Succumbing to 14 years of pressure
from angry doctors, the College of Family Physicians
of Canada (CFPC) has finally agreed to exempt older
family physicians from the written portion of the exam
required to become a certificant of the College (CCFP).
These docs can instead opt to do six to eight weeks
of part-time continuing professional development (CPD).
NRM learned of the change
through an anonymous tip. The CFPC confirmed the changes
ahead of its planned announcement later this month.
CFPC head Dr Calvin Gutkin refuses
to apologize for the long wait.
"Maybe I feel a little bad," he
told NRM, "but the context has changed. We need
to do everything we can to promote family medicine now."
LIMITED
TIME ONLY
The new exemption applies only to practice-eligible
doctors who entered practice before 1994, when the CCFP
designation became necessary for a licence that is "fully
portable" from province to province.
From now until the end of 2012,
practice-eligible doctors can skip the written exam
(but not the oral simulated-patient exam) in favour
of CPD composed of a practice audit; a personalized
set of "reflective exercises" to study peer-reviewed
literature under the guidance of a CFPC-provided tutor;
and a patient survey to examine communications skills.
"One of the things we didn't want
to do always was disenfranchise those in practice,"
says Dr Gutkin, "so we wanted to be more aggressive
to offer an opportunity to those who have been out there
for a while to get certification through an alternate
route."
The new program is expected to
cost approximately the same amount as the traditional
test, says Dr Gutkin: about $1,500.
Results from several pilot studies
of the new program conducted last year have been "quite
positive," says Dr Gutkin, though the data have not
all been assessed yet.
AUSSIE
OPTION
The CFPC's new program, hints of which were first reported
here in August, mirrors changes adopted by the Royal
Australian College of General Practitioners in 2000.
"We've been looking at different
ways of doing this for a number of years," says Dr Gutkin.

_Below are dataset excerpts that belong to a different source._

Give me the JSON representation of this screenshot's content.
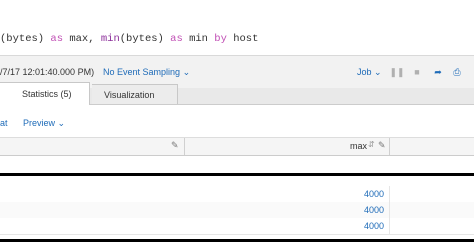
{
  "search": {
    "query_parts": [
      {
        "text": "(bytes) ",
        "kind": "plain"
      },
      {
        "text": "as",
        "kind": "kw"
      },
      {
        "text": " max, ",
        "kind": "plain"
      },
      {
        "text": "min",
        "kind": "fn"
      },
      {
        "text": "(bytes) ",
        "kind": "plain"
      },
      {
        "text": "as",
        "kind": "kw"
      },
      {
        "text": " min ",
        "kind": "plain"
      },
      {
        "text": "by",
        "kind": "kw"
      },
      {
        "text": " host",
        "kind": "plain"
      }
    ]
  },
  "job_bar": {
    "time_range": "/7/17 12:01:40.000 PM)",
    "sampling_label": "No Event Sampling",
    "job_label": "Job",
    "icons": [
      "pause-icon",
      "stop-icon",
      "share-icon",
      "print-icon"
    ]
  },
  "tabs": [
    {
      "label": "Statistics (5)",
      "active": true
    },
    {
      "label": "Visualization",
      "active": false
    }
  ],
  "options": {
    "format_label": "at",
    "preview_label": "Preview"
  },
  "table": {
    "column_max_label": "max",
    "rows": [
      {
        "max": "4000"
      },
      {
        "max": "4000"
      },
      {
        "max": "4000"
      }
    ]
  },
  "colors": {
    "link": "#1e6bb8",
    "keyword": "#c14fb5",
    "function": "#8c2f9a"
  }
}
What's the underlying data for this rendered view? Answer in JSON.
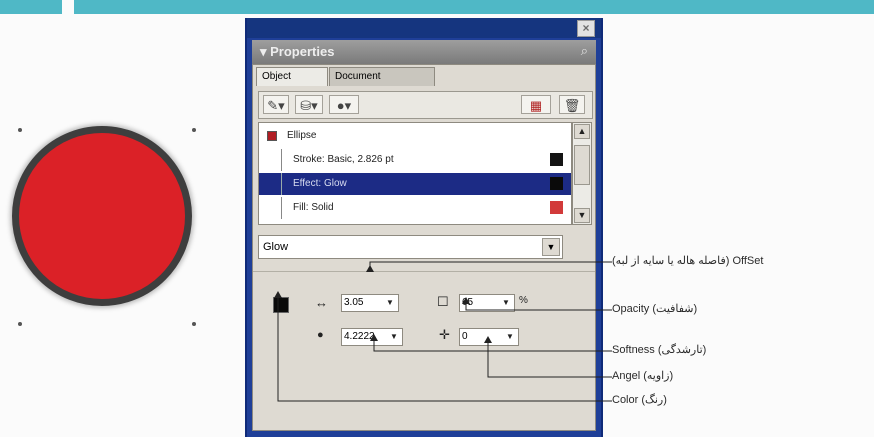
{
  "panel": {
    "title": "▾ Properties",
    "close_glyph": "×",
    "options_glyph": "⌕",
    "tabs": [
      {
        "label": "Object"
      },
      {
        "label": "Document"
      }
    ],
    "toolbar": {
      "stroke_btn": "✎▾",
      "fill_btn": "⛁▾",
      "effect_btn": "●▾",
      "layer_btn": "▦",
      "delete_btn": "🗑"
    },
    "attributes": [
      {
        "label": "Ellipse"
      },
      {
        "label": "Stroke: Basic, 2.826 pt"
      },
      {
        "label": "Effect: Glow"
      },
      {
        "label": "Fill: Solid"
      }
    ],
    "effect_select": "Glow",
    "offset_value": "3.05",
    "opacity_value": "65",
    "opacity_unit": "%",
    "softness_value": "4.2222",
    "angle_value": "0"
  },
  "annotations": {
    "offset": "(فاصله هاله یا سایه از لبه) OffSet",
    "opacity": "Opacity  (شفافیت)",
    "softness": "Softness (تارشدگی)",
    "angle": "Angel (زاویه)",
    "color": "Color (رنگ)"
  },
  "colors": {
    "circle_fill": "#db2127",
    "circle_stroke": "#3e3e3e",
    "window_frame": "#1f3f98",
    "selection": "#1c2b85",
    "accent_bar": "#4fb8c6"
  }
}
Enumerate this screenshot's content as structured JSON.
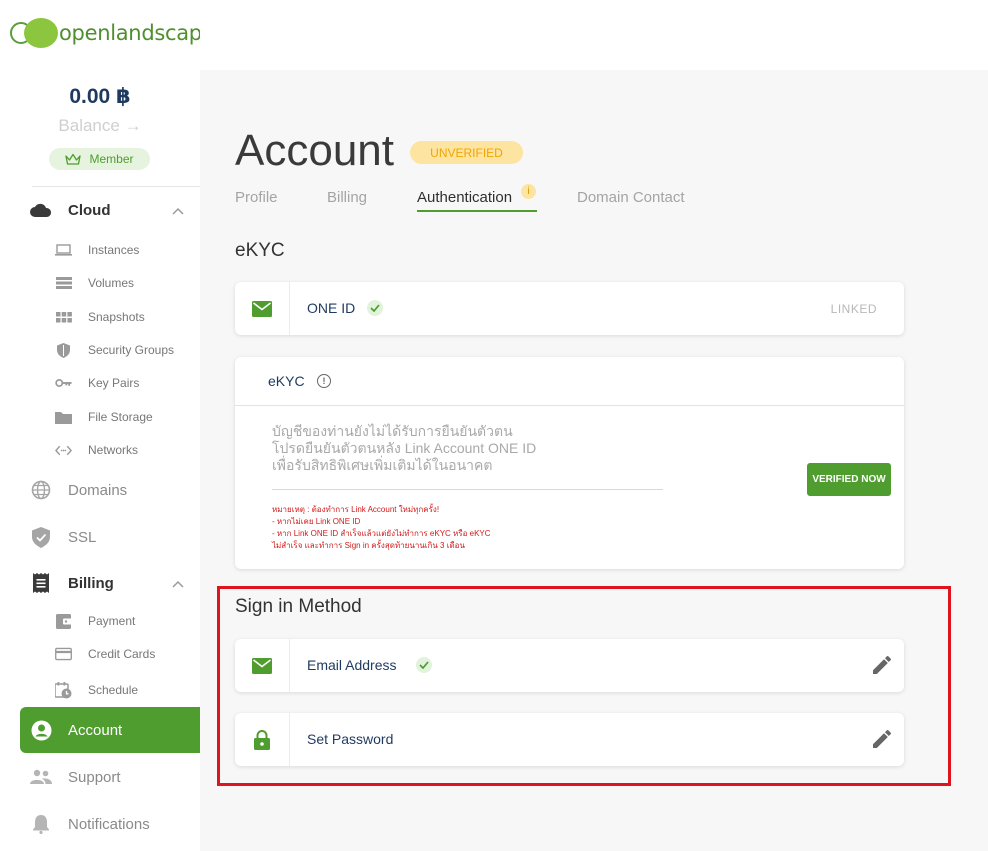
{
  "brand": {
    "logo_text": "openlandscape"
  },
  "balance": {
    "amount": "0.00 ฿",
    "label": "Balance →",
    "badge": "Member"
  },
  "sidebar": {
    "cloud": {
      "label": "Cloud",
      "items": [
        "Instances",
        "Volumes",
        "Snapshots",
        "Security Groups",
        "Key Pairs",
        "File Storage",
        "Networks"
      ]
    },
    "domains": "Domains",
    "ssl": "SSL",
    "billing": {
      "label": "Billing",
      "items": [
        "Payment",
        "Credit Cards",
        "Schedule"
      ]
    },
    "account": "Account",
    "support": "Support",
    "notifications": "Notifications"
  },
  "page": {
    "title": "Account",
    "status": "UNVERIFIED",
    "tabs": [
      "Profile",
      "Billing",
      "Authentication",
      "Domain Contact"
    ],
    "tab_info": "i"
  },
  "ekyc_section": {
    "title": "eKYC",
    "one_id": {
      "label": "ONE ID",
      "status": "LINKED"
    },
    "card": {
      "title": "eKYC",
      "info": "!",
      "message": [
        "บัญชีของท่านยังไม่ได้รับการยืนยันตัวตน",
        "โปรดยืนยันตัวตนหลัง Link Account ONE ID",
        "เพื่อรับสิทธิพิเศษเพิ่มเติมได้ในอนาคต"
      ],
      "notes": [
        "หมายเหตุ : ต้องทำการ Link Account ใหม่ทุกครั้ง!",
        "- หากไม่เคย Link ONE ID",
        "- หาก Link ONE ID สำเร็จแล้วแต่ยังไม่ทำการ eKYC หรือ eKYC",
        "ไม่สำเร็จ และทำการ Sign in ครั้งสุดท้ายนานเกิน 3 เดือน"
      ],
      "button": "VERIFIED NOW"
    }
  },
  "signin_section": {
    "title": "Sign in Method",
    "email": {
      "label": "Email Address"
    },
    "password": {
      "label": "Set Password"
    }
  },
  "colors": {
    "brand_green": "#4f9c2f",
    "highlight": "#e0141f",
    "warning": "#fde4a0",
    "navy": "#1e3a5f"
  }
}
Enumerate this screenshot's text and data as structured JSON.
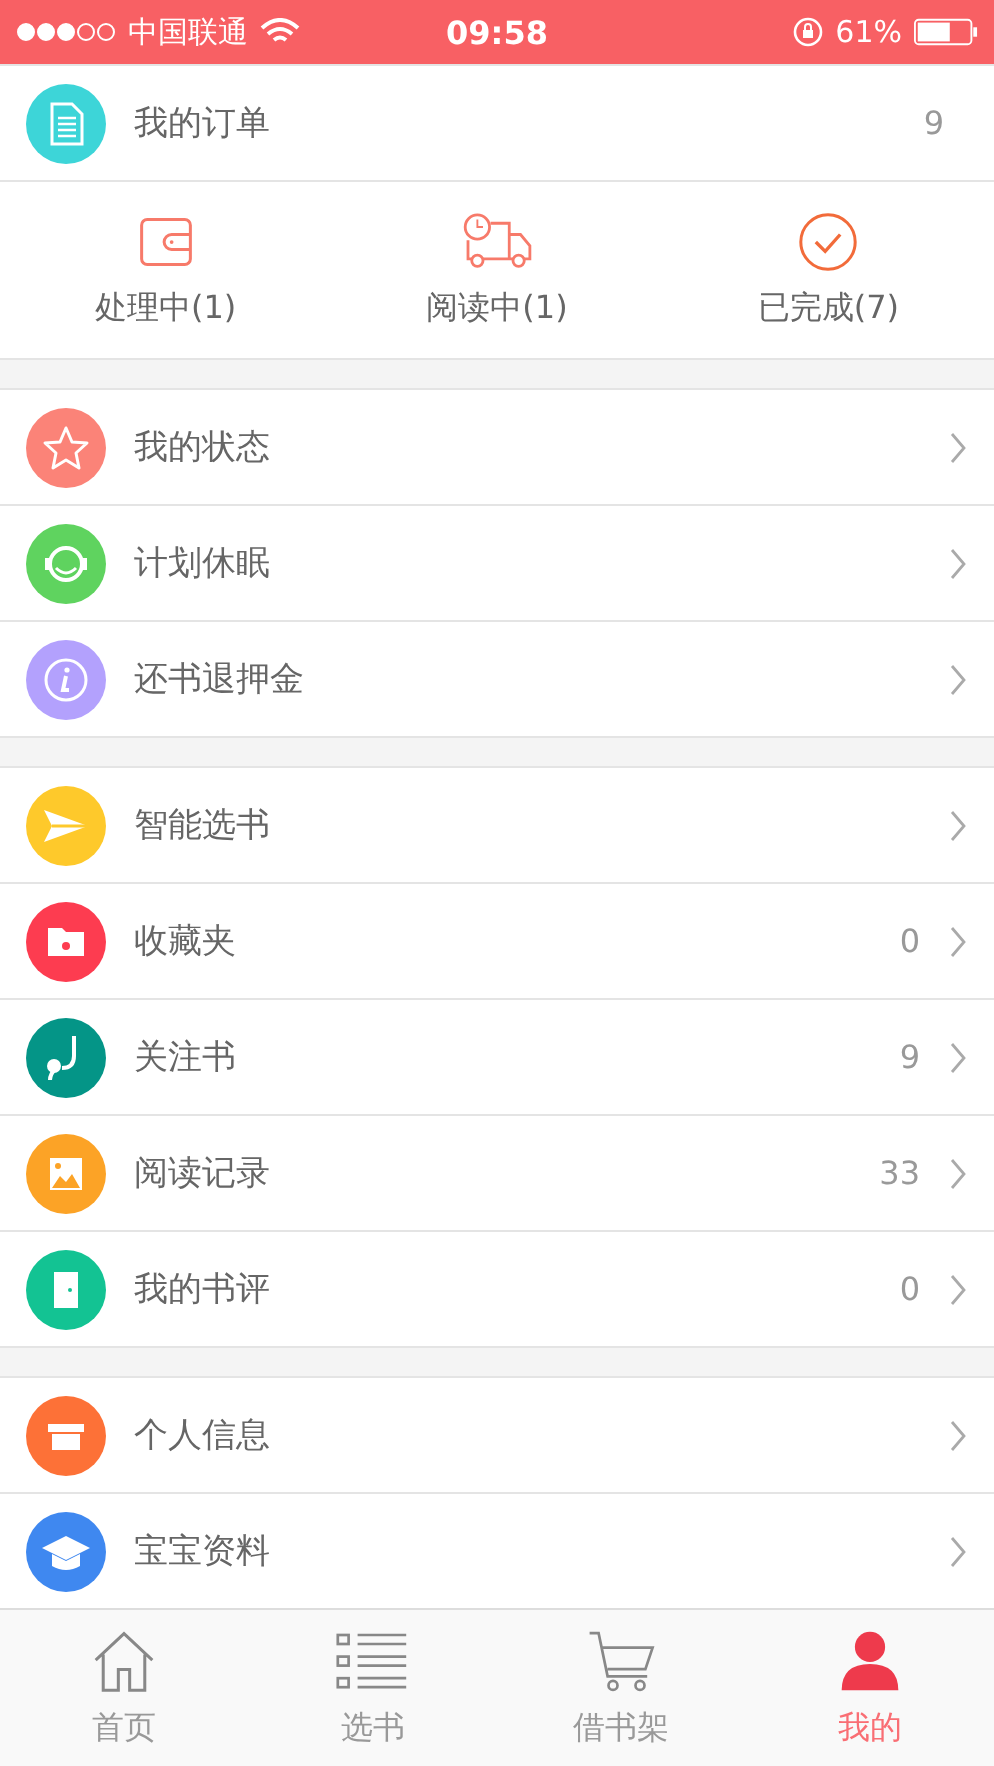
{
  "status_bar": {
    "carrier": "中国联通",
    "time": "09:58",
    "battery": "61%"
  },
  "order": {
    "label": "我的订单",
    "count": "9",
    "color": "#3dd5d8"
  },
  "order_states": [
    {
      "label": "处理中(1)"
    },
    {
      "label": "阅读中(1)"
    },
    {
      "label": "已完成(7)"
    }
  ],
  "groups": [
    [
      {
        "label": "我的状态",
        "color": "#fb8378"
      },
      {
        "label": "计划休眠",
        "color": "#5fd35f"
      },
      {
        "label": "还书退押金",
        "color": "#b3a1fd"
      }
    ],
    [
      {
        "label": "智能选书",
        "color": "#fec92b"
      },
      {
        "label": "收藏夹",
        "count": "0",
        "color": "#fd3c50"
      },
      {
        "label": "关注书",
        "count": "9",
        "color": "#049587"
      },
      {
        "label": "阅读记录",
        "count": "33",
        "color": "#fca326"
      },
      {
        "label": "我的书评",
        "count": "0",
        "color": "#13c393"
      }
    ],
    [
      {
        "label": "个人信息",
        "color": "#fd7137"
      },
      {
        "label": "宝宝资料",
        "color": "#3f88f0"
      }
    ]
  ],
  "tabs": [
    {
      "label": "首页",
      "selected": false
    },
    {
      "label": "选书",
      "selected": false
    },
    {
      "label": "借书架",
      "selected": false
    },
    {
      "label": "我的",
      "selected": true
    }
  ]
}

"We were looking for different strategies from different
countries. We were opposed to just handing people certifications
if they are experienced we wanted to find something
else that has credibility but does not require the [written]
exam, but that respects they have been a physician in
good standing for a long time."
"CAUTIOUS
OPTIMISM"
Dr Barbara Watts, an Orangeville, ON, family physician
who's been very vocal in her criticism of the CFPC's
treatment of older doctors, says her initial reaction
to the changes is one of "cautious optimism." Having
failed the CFPC once, she says she'll probably give
it another shot now.
But for Dr Watts, the written portion
of the CCFP exam wasn't the problem it was the
simulated patient exam. "I failed because I have a 'bad
attitude,'" she says. "I cannot believe that a certain
attitude is required to certify as a doctor, but the
new grads all tell me you have to play the game. Everyone
knows it's a crock but you need the piece of paper."